Sustainability

New Cocoa Fruit Lab in Cote d’Ivoire set up for women farmers to branch out

By Anthony Myers

- Last updated on GMT

Women from COVIMA will be the first group to participate in the Cocoa Fruit Lab. Pic: Cocoa Fruit Lab
Women from COVIMA will be the first group to participate in the Cocoa Fruit Lab. Pic: Cocoa Fruit Lab

Related tags Côte d'ivoire Cocoa

A new initiative in Cote d’Ivoire is empowering women to become the producers and marketers of their own cocoa products, shifting value-addition processes to origin countries.

The Cocoa Fruit Lab says it is bringing together actors from across the cocoa sector to create the first entirely women-owned micro-factory in the country to produce sustainable cocoa, specialty chocolate and cocoa juice.

About the Cocoa Fruit Lab

The Cocoa Fruit Lab is an initiative of ETG’s sustainability foundation Beyond Beans, co-funded by IDH: The Sustainable Trade Initiative, as part of their Cocoa Origins Program. Also involved are women-empowerment focused Fine or Flavour chocolatier Rokbar, and cocoa juice company Kumasi. Technical support is provided by juice experts from Koa and advice on process and quality by Döhler Holland.

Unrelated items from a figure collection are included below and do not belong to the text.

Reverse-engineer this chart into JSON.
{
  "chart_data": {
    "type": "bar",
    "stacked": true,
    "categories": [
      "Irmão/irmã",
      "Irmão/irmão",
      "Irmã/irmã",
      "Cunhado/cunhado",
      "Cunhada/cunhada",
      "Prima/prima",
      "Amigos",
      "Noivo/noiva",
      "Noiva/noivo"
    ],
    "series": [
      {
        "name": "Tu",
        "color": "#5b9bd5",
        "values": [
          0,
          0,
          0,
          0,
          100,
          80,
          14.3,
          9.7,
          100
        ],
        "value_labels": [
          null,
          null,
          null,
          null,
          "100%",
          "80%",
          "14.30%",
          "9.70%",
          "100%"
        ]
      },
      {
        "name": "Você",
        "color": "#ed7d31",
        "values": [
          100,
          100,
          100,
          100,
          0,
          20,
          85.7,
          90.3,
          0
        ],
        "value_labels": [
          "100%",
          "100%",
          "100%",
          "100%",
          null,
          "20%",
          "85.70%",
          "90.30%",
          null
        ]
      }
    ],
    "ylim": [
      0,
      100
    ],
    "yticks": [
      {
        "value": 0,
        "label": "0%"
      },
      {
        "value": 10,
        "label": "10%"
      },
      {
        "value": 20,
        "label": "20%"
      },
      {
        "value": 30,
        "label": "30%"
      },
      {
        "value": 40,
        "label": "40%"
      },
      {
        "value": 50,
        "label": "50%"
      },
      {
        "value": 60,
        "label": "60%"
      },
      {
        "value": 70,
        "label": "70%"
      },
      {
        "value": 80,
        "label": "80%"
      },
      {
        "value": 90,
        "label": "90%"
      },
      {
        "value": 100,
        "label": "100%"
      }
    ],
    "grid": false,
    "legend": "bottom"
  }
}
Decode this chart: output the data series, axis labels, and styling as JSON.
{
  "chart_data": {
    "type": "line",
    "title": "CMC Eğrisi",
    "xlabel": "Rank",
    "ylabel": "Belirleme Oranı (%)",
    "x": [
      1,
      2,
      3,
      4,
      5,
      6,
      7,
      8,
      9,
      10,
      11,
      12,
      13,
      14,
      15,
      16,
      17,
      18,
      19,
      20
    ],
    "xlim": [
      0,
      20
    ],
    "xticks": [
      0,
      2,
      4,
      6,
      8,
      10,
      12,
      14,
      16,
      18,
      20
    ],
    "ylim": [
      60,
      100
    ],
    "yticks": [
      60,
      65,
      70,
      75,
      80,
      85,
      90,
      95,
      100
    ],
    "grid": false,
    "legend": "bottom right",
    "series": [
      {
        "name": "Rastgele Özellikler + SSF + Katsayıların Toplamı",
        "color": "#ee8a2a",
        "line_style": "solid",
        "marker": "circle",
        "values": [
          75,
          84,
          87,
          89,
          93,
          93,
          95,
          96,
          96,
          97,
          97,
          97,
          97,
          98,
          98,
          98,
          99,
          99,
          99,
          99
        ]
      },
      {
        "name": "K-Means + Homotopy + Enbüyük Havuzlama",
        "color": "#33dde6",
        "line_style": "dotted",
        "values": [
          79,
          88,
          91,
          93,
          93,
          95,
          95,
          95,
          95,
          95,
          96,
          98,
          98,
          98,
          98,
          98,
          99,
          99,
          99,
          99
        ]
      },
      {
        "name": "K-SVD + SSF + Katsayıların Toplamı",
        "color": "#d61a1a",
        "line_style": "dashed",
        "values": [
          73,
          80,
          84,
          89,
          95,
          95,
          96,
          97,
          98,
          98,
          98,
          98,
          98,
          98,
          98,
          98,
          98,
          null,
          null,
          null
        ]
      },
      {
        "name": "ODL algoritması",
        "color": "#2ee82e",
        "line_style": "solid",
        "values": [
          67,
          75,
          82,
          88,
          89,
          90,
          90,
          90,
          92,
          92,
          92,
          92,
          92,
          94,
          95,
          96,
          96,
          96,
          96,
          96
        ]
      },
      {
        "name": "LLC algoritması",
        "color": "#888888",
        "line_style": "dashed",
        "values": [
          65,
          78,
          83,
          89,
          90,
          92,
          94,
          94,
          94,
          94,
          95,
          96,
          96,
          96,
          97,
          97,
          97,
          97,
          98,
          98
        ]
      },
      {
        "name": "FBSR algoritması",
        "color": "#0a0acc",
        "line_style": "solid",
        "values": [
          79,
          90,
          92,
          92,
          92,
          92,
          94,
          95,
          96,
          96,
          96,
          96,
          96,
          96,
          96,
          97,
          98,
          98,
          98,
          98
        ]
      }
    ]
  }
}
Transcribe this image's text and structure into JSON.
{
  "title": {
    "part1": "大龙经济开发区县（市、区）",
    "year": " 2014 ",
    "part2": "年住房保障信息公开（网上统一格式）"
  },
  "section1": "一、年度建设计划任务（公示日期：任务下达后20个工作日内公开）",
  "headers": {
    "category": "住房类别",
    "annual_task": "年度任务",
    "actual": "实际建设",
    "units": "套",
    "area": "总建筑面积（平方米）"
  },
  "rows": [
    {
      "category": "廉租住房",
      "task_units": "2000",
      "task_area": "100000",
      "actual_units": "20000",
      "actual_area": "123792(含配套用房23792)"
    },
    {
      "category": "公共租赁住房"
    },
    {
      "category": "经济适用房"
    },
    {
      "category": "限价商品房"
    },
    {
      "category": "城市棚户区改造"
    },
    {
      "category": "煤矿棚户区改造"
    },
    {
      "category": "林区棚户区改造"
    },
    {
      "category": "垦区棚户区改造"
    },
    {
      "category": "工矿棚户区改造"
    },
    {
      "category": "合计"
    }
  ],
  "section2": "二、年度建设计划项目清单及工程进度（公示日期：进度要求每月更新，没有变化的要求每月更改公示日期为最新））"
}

Although Cote d’Ivoire Coast is the world's largest cocoa producing country, most cocoa farmers are struggling to reach a living income. This particularly concerns women, who often own smaller farmlands, have less access to trainings and financial inputs, and lack household decision making power compared to their male counterparts.

By increasing women’s participation in the sector as cocoa producers, juice collectors and chocolate makers, the Cocoa Fruit Lab has been established to promote female entrepreneurship across the supply chain.

In addition, it will create opportunities for female farmers to improve the quality of their cocoa beans and to access higher-paying specialty markets.

Four-hundred farmers from the women-run cooperative COVIMA in the country’s Marahoue region will be the first group to participate in this project.

Cocoa juice

The project also introduces an income-diversification aspect at the farmer level through the collection of cocoa juice. When chocolate is produced, the white pulp that surrounds the cocoa beans is usually lost as a waste product but collecting it and processing it into juice can create an additional income stream for minimal additional cost, raising farmer income by up to 30% per kilo of cocoa beans.

In the Cocoa Fruit Lab's first year of operation, the plan is to produce ‘cocoa of excellence’ for 5,000 single origin Rokbar chocolate bars, 1,000 litres of cocoa juice, and 250 Mt of sustainable cocoa beans for European chocolate factories, all the while supporting women in developing as local entrepreneurs.